One reason to take a suppy of seeds larger than two is that some plants are not great at producing viable seeds and so have a high rate of germination failure, so a larger stock is necessary. Also older seeds are less viable than younger ones.

frankbeswick on 05/07/2018

Two at least! More for some really rare plants, if Kew can get enough of their seeds. In this project Kew is co-operating with other seed banks, such as the one at Garden Organic in Worcestershire, Western England, and the international seed bank on Svalbard. Some rare plants like the cycad that I mentioned may be propagated by vegetative techniques ,e.g. micropropagation, but this is not as desirable as seed propagation, for these techniques result simply in clones. which can contain genetic flaws.

Veronica on 05/07/2018

The millennium project at Kew is remarkable indeed.

They are getting and storing two seeds of every known plant on the entire planet so that no plant will ever die out. Incredible.

frankbeswick on 05/05/2018

Yes indeed.

blackspanielgallery on 05/05/2018

I just occurred to me that temperate must imply temperate zone. I am never quite certain since there are differences in how names might be given here and there. I was thinking temperate as n temperance, or moderation of alcohol, which I could not see the source of the name.

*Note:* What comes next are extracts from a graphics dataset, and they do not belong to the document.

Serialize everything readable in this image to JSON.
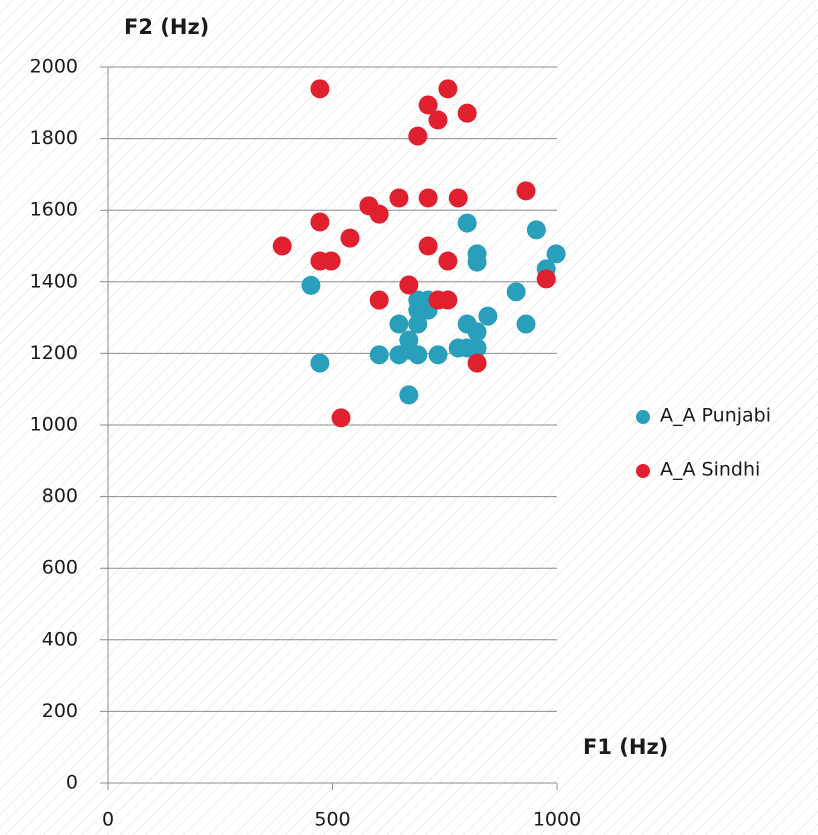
{
  "chart_data": {
    "type": "scatter",
    "y_axis_label": "F2 (Hz)",
    "x_axis_label": "F1 (Hz)",
    "xlim": [
      0,
      1000
    ],
    "ylim": [
      0,
      2000
    ],
    "xticks": [
      0,
      500,
      1000
    ],
    "yticks": [
      0,
      200,
      400,
      600,
      800,
      1000,
      1200,
      1400,
      1600,
      1800,
      2000
    ],
    "grid": true,
    "legend": "right",
    "series": [
      {
        "name": "A_A Punjabi",
        "color": "#2a9fbc",
        "x": [
          452,
          472,
          604,
          648,
          648,
          670,
          670,
          670,
          690,
          690,
          690,
          690,
          713,
          713,
          735,
          780,
          800,
          800,
          800,
          822,
          822,
          822,
          822,
          846,
          909,
          931,
          954,
          976,
          998
        ],
        "values": [
          1390,
          1173,
          1196,
          1282,
          1196,
          1237,
          1209,
          1084,
          1349,
          1321,
          1282,
          1196,
          1349,
          1321,
          1196,
          1215,
          1564,
          1282,
          1215,
          1478,
          1455,
          1260,
          1215,
          1304,
          1372,
          1282,
          1545,
          1436,
          1478
        ]
      },
      {
        "name": "A_A Sindhi",
        "color": "#e0202e",
        "x": [
          472,
          388,
          472,
          472,
          497,
          539,
          519,
          581,
          604,
          604,
          648,
          670,
          690,
          713,
          713,
          713,
          735,
          735,
          757,
          757,
          757,
          780,
          800,
          822,
          931,
          976
        ],
        "values": [
          1939,
          1500,
          1567,
          1458,
          1458,
          1522,
          1020,
          1612,
          1589,
          1349,
          1634,
          1391,
          1807,
          1894,
          1634,
          1500,
          1852,
          1349,
          1939,
          1458,
          1349,
          1634,
          1871,
          1173,
          1654,
          1408
        ]
      }
    ]
  }
}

Strange how a word or meaning can be stuck in one's head and miss the obvious.

frankbeswick on 05/04/2018

Yes, plants are labelled and the structure is intended to be educative for the public as well as a pleasant experience. There is information about exhibits, and staff may provide guided tours. There is also the smaller Palm House, which contains a vast range of tropical plants, and in addition to this there is the extensive grounds with their rich variety of trees. Kew has laboratories where scientists perform research, and there is a botanical archive of pressed flowers, which enables identification.

Different members of staff specialize in specific areas.

blackspanielgallery on 05/04/2018

It would seem such a structure would take hours, perhaps days, to visit properly. Can we assume these are labels for the plants, and perhaps information about them, to maximize education?